Who Needs Liability Insurance Insurance?

Every driver who operates a vehicle on public roads needs liability insurance — it is legally required in 48 states plus Washington, D.C., and is the foundational coverage for license reinstatement after suspension. If you are reinstating your license after a DUI, excessive points, lapsed insurance, or unpaid tickets, you must carry at least your state's minimum liability limits, and often an SR-22 certificate proving continuous coverage. Even if you don't own a vehicle, you need a non-owner liability policy to satisfy reinstatement requirements and maintain legal compliance during any hardship or restricted license period.
If your license is suspended and you want to reinstate it, check your state's DMV or Department of Public Safety website for specific reinstatement requirements — most states require proof of liability insurance at state minimum limits, and many require an SR-22 filing for violation-related suspensions (DUI, reckless driving, driving without insurance). If you don't own a car, get a non-owner liability policy; if you do own a car or will resume driving one, get a standard liability policy with at least your state's minimum limits. If you can afford it, consider higher limits (50/100/50 or 100/300/100) to protect yourself from out-of-pocket liability in a serious accident — post-suspension, you cannot afford another financial or legal setback.

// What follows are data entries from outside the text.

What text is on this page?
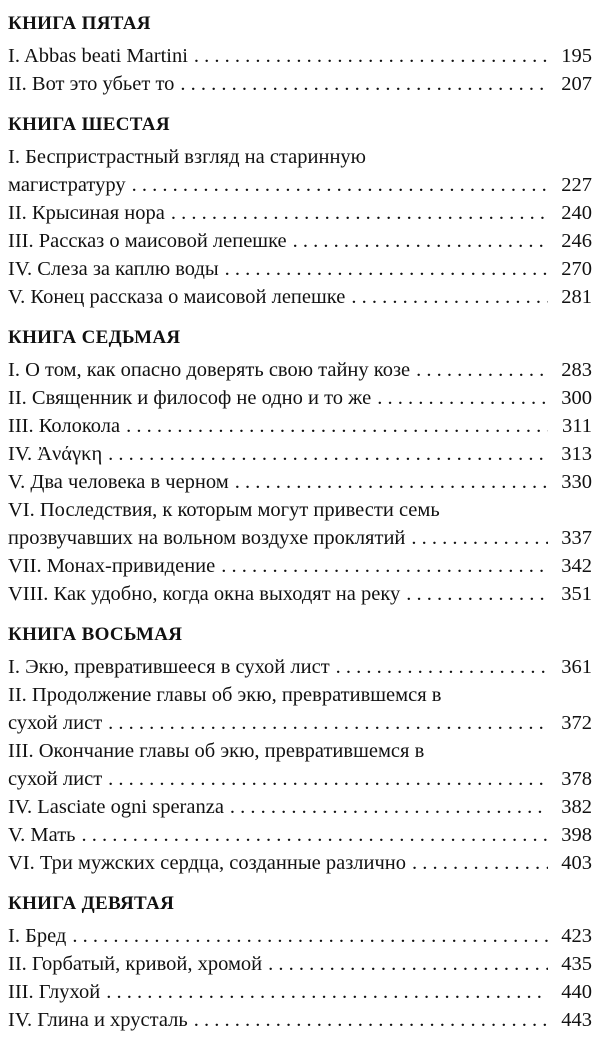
КНИГА ПЯТАЯ
I. Abbas beati Martini . . .	195
II. Вот это убьет то . . .	207
КНИГА ШЕСТАЯ
I. Беспристрастный взгляд на старинную
магистратуру . . .	227
II. Крысиная нора . . .	240
III. Рассказ о маисовой лепешке . . .	246
IV. Слеза за каплю воды . . .	270
V. Конец рассказа о маисовой лепешке . . .	281
КНИГА СЕДЬМАЯ
I. О том, как опасно доверять свою тайну козе . . .	283
II. Священник и философ не одно и то же . . .	300
III. Колокола . . .	311
IV. Ἀνάγκη . . .	313
V. Два человека в черном . . .	330
VI. Последствия, к которым могут привести семь
прозвучавших на вольном воздухе проклятий . . .	337
VII. Монах-привидение . . .	342
VIII. Как удобно, когда окна выходят на реку . . .	351
КНИГА ВОСЬМАЯ
I. Экю, превратившееся в сухой лист . . .	361
II. Продолжение главы об экю, превратившемся в
сухой лист . . .	372
III. Окончание главы об экю, превратившемся в
сухой лист . . .	378
IV. Lasciate ogni speranza . . .	382
V. Мать . . .	398
VI. Три мужских сердца, созданные различно . . .	403
КНИГА ДЕВЯТАЯ
I. Бред . . .	423
II. Горбатый, кривой, хромой . . .	435
III. Глухой . . .	440
IV. Глина и хрусталь . . .	443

How Much Does Liability Insurance Insurance Cost?

Liability-only policies typically cost between $40 and $120 per month ($480 to $1,440 annually), with higher costs for drivers with recent violations, DUI convictions, or suspended license history.
  • Your driving record and violation history — a DUI or at-fault accident in the past three to five years can double or triple liability premiums compared to a clean record.
  • Coverage limits you select — increasing from state minimum 25/50/25 to 100/300/100 limits typically adds $15 to $40 per month.
  • Your state's minimum required limits — states with higher minimums (like Alaska's 50/100/25) have higher baseline premiums than states with lower floors (like California's 15/30/5).
  • Whether you need an SR-22 filing — the filing itself costs $15 to $50, but being classified as high-risk due to the underlying suspension can increase your liability premium by 50% to 200%.
  • Your ZIP code and population density — urban areas with higher accident rates and litigation costs have higher liability premiums than rural areas.
  • Your age and gender — younger male drivers typically pay more for liability coverage due to statistically higher at-fault accident rates.